Y este afán de lucro, que oscurece el orden moral objetivo, crea una mentalidad depravada, obsesionada por satisfacer intereses particulares, gangrenada de envidia social, que genera una corrupción social generalizada. El capitalismo, en contra de lo que piensan los ilusos, no es tan solo una doctrina económica, sino una visión antropológica y ontológica disolvente, un sucedáneo religioso en el que el dinero ocupa el lugar de Dios. Sobre esta base corrupta y corruptora crece, además, el moho del sistema partitocrático, que promueve la adhesión partidista como forma de medro personal y que acaba parasitando a la comunidad política, colonizando y vampirizando todas las instituciones sociales, del municipio a la corporación, de la universidad a las cajas de ahorros. La partitocracia destruye la comunidad política y fomenta un ethos social corruptor, favoreciendo por un lado la demogresca (de tal modo que a las masas cretinizadas sólo indigne la corrupción del partido con el que no simpatizan) y promoviendo, paralelamente, la demolición de las virtudes privadas y públicas, hasta lograr que la sociedad chapotee en un lodazal, mientras la clase dirigente se dedica al trinque y al mangoneo.

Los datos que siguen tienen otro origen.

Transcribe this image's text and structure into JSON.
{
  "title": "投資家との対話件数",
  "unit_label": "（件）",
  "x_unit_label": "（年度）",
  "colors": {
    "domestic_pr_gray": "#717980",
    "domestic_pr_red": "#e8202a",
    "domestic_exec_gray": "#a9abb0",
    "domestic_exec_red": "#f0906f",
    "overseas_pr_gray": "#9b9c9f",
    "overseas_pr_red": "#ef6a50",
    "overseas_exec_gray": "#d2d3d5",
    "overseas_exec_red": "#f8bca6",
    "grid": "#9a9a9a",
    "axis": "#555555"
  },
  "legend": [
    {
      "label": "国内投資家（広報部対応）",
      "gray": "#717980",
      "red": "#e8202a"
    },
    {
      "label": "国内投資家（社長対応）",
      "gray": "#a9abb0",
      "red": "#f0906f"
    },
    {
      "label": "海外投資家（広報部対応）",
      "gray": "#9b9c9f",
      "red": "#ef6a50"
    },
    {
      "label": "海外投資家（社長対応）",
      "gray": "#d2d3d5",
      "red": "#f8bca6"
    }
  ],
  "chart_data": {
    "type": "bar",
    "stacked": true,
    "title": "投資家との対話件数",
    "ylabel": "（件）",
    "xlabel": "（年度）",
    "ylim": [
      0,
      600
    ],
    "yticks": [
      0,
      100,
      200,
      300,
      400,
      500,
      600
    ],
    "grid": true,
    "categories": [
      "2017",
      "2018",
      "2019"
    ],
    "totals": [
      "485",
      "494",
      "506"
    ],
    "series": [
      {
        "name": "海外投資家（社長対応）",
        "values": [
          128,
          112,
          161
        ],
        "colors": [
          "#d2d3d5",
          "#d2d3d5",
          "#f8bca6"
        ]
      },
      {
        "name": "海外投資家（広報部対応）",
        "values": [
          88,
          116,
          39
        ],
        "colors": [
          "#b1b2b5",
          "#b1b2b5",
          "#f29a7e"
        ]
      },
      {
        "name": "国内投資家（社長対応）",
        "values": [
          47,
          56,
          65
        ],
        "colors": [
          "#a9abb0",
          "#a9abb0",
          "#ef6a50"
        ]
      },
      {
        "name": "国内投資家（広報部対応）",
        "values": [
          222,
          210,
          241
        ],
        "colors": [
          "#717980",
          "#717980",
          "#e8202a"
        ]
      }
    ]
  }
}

La partitocracia, sobre la base de la santificación del pecado original promovida por el liberalismo y el afán de lucro canonizado por el capitalismo, es una fábrica de hombres depravados y un régimen constitutivamente corrupto que garantiza el carácter sistémico e irrestricto de la corrupción y favorece su impunidad. Este es el régimen corrupto que-nos-hemos-dado; y ni todos los juristas del mundo, haciendo uso de las leyes más severas y refinadas, podrían combatirlo. Sólo aceptando el problema teológico subyacente se puede combatir la corrupción; mientras se haga omisión de una realidad humana y teológica tan incontestable, todo será como arar en el mar. Y, entretanto, como nos enseña Vázquez de Mella, seremos tiranizados: «La tiranía es una planta que sólo arraiga en el estiércol de la corrupción. Es una ley histórica que no ha tropezado con una excepción. En un pueblo moral, la atmósfera de virtud seca esa planta al brotar. Ningún pueblo moral ha tenido tiranos y ninguno corrompido ha dejado de tenerlos».